Certain cancers are more concentrated in areas with high poverty, while other cancers arise more often in wealthy regions, a new analysis has suggested.
Also, areas with higher poverty had lower cancer incidence and higher mortality than areas with lower poverty. Published early online in CANCER, a peer-reviewed journal of the American Cancer Society, the study's findings demonstrate the importance of including measures of socioeconomic status in national cancer surveillance efforts.
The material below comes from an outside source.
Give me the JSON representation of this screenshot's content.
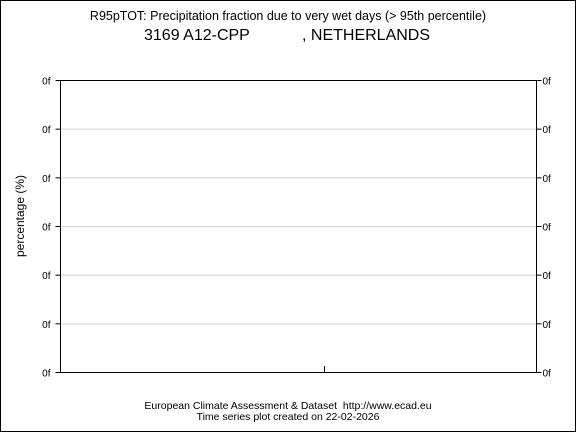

Overall, socioeconomic status is not related to cancer risk—cancer strikes the rich and poor alike. However, socioeconomic status does seem to influence the type of cancer a person may develop. To look closely at the issue, Francis Boscoe, PhD, of the New York State Cancer Registry and his colleagues compared people living in areas with the highest poverty with those living in areas with the lowest poverty. The investigators assigned nearly three million tumors diagnosed between 2005 and 2009 from 16 states plus Los Angeles (an area covering 42 percent of the US population) into one of four groupings based on the poverty rate of the residential census tract at time of diagnosis.
Dr. Boscoe noted that recent gains in technology have made it much easier to link patient addresses with neighborhood characteristics, therefore making it possible to incorporate socioeconomic status into cancer surveillance. "Our hope is that our paper will illustrate the value and necessity of doing this routinely in the future," he said.